In the hopes of not offending anyone, I offer my personal experiences. I don’t think that I am any more of a target than other members of the community when it comes to assault — either physical, verbal, or otherwise. My guess is that when people tell you that you’re worth is less than that of your able-bodied counterparts, you’re going to feel as though you can’t do the same things as others. And when you are told that others should fear you because you’re disabled, then you begin to become fearful yourself. The whole point of someone trying to scare you or insult you is to take power away from you and evoke fear. I’m not allowing anyone to do that. No one should allow it, whether they are a woman, a person of color, elderly, or because they have a disability. Your disability doesn’t make you a target. Your fear does.
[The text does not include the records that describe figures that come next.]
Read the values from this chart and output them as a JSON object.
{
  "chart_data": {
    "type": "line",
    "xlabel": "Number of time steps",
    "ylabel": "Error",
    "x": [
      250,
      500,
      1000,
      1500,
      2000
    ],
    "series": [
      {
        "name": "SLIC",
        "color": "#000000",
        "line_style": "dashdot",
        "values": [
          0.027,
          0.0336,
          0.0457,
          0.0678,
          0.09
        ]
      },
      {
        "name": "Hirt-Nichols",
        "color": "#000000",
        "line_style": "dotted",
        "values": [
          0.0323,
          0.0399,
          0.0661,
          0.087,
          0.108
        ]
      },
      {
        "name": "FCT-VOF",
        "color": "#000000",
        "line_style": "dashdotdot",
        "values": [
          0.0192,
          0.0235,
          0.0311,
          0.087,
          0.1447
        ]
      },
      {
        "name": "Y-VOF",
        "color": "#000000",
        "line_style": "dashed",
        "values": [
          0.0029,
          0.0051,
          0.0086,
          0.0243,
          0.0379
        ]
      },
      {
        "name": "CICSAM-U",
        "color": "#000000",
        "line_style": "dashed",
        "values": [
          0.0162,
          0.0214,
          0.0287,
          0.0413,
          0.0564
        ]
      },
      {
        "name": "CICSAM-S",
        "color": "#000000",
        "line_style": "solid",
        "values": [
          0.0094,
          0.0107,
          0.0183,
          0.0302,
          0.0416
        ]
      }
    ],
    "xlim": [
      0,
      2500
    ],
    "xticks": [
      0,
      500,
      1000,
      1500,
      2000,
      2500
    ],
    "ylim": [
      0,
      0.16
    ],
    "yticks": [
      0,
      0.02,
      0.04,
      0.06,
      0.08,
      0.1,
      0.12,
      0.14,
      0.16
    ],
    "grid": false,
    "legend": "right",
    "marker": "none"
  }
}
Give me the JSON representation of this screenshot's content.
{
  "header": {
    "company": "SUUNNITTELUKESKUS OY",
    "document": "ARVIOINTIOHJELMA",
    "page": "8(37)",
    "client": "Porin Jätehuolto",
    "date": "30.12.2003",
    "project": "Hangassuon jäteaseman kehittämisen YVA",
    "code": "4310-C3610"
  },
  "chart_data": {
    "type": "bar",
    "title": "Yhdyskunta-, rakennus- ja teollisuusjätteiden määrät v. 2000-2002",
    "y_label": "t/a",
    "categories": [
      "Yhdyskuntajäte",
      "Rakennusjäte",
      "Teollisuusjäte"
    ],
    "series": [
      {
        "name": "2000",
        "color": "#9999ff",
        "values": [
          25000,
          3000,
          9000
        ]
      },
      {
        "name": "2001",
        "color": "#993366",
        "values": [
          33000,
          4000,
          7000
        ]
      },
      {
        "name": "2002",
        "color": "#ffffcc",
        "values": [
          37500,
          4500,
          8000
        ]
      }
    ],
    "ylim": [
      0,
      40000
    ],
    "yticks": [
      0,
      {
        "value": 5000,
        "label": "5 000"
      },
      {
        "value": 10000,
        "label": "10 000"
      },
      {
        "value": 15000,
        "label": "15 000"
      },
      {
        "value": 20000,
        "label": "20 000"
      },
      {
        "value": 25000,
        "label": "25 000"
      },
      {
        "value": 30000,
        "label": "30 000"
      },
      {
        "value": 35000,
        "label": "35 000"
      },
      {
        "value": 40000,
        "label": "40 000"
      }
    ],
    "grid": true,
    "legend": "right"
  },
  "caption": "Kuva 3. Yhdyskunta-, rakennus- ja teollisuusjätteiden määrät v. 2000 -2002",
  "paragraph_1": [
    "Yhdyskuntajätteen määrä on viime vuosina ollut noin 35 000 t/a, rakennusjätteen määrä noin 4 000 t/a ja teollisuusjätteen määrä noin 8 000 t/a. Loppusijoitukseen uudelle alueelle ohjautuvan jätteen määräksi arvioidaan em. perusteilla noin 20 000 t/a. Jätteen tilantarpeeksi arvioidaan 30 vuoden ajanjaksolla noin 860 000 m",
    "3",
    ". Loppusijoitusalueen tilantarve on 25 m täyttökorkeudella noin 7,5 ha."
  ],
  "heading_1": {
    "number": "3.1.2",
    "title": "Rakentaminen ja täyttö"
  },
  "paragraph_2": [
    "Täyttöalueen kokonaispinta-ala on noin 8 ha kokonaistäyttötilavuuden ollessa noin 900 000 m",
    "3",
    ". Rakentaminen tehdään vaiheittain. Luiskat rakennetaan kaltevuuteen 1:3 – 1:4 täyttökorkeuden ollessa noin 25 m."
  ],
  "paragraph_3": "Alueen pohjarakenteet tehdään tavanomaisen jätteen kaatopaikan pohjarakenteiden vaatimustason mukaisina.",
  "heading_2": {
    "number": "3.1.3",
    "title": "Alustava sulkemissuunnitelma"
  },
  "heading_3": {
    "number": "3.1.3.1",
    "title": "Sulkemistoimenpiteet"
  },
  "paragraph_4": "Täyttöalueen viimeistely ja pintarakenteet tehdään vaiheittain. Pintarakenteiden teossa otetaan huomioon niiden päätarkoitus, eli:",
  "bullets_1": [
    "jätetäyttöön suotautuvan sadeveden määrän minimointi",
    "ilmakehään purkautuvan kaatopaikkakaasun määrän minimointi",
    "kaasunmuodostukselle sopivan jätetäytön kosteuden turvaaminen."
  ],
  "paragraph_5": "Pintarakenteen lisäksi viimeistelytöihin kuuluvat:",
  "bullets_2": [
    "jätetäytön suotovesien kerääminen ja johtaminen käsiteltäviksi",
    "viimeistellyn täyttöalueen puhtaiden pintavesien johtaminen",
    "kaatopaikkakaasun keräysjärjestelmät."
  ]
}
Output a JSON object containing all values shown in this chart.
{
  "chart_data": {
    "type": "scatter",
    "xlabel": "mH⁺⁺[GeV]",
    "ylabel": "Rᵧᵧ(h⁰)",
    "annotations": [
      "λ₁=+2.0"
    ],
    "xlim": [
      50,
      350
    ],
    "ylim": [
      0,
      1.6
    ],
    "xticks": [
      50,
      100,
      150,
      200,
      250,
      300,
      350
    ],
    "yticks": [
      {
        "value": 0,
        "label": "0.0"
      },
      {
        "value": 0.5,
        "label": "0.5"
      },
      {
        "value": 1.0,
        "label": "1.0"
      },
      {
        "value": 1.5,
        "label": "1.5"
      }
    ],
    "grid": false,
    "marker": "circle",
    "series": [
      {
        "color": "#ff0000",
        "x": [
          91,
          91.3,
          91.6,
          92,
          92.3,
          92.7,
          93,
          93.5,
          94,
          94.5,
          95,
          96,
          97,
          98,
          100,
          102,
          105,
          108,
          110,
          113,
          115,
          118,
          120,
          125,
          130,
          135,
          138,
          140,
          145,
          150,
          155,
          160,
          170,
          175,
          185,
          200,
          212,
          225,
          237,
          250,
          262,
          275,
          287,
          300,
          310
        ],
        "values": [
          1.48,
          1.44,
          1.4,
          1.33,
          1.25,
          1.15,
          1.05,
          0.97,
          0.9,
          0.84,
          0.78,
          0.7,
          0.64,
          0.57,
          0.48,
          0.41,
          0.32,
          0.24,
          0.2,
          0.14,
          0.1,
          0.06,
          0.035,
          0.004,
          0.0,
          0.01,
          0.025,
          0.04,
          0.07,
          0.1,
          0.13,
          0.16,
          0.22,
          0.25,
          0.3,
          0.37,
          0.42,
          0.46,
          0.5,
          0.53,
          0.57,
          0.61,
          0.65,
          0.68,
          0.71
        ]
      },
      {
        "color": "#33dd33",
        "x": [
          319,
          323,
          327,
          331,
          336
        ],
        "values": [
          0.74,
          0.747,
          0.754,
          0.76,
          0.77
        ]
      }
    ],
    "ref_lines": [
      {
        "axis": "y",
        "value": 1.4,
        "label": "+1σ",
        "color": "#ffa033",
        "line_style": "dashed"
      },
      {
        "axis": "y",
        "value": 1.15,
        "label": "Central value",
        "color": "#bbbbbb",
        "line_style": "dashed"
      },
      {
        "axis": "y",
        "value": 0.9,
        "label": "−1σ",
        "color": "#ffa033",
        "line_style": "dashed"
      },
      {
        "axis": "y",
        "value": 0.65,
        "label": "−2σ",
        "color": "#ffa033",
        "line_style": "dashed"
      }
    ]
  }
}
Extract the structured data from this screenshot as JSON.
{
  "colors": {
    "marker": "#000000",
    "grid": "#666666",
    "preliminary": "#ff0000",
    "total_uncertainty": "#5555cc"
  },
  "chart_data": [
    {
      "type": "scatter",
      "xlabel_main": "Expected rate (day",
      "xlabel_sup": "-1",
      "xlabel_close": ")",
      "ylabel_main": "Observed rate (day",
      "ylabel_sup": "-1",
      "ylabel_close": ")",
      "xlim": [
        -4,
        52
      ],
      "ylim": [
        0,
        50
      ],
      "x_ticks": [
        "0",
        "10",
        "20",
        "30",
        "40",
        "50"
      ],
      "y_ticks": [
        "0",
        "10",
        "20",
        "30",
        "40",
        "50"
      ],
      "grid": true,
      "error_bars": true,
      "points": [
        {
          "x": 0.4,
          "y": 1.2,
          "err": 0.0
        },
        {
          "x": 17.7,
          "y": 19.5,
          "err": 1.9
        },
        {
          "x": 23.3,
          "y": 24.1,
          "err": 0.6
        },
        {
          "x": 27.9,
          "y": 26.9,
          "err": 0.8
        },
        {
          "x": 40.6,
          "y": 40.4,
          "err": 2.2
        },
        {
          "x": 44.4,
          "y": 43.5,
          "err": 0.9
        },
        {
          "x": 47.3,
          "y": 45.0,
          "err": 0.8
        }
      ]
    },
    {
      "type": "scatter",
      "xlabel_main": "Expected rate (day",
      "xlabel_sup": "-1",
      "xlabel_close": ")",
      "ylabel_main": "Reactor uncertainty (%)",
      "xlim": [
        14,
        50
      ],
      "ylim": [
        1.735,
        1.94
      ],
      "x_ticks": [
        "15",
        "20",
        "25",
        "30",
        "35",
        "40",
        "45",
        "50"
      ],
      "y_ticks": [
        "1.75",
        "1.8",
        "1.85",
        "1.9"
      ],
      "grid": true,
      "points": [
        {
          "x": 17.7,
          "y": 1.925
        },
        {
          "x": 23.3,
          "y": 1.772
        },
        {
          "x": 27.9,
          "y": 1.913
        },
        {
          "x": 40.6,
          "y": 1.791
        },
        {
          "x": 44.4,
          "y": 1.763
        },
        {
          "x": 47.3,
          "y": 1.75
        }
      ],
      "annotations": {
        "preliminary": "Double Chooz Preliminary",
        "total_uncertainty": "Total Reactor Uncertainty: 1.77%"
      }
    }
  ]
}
Like everyone, be smart. Surround yourself with people you know and trust whenever possible, and don’t be a victim! Live life to the fullest! My disability and the color of my skin could have easily made me a target while growing up in the rough neighborhood I lived in. Today, this could still easily be the case. But I don’t let it. I have better things to worry about, such as the things that I enjoy doing in my everyday life. This includes going to the State Fair this year and eating everything they have to offer on a stick.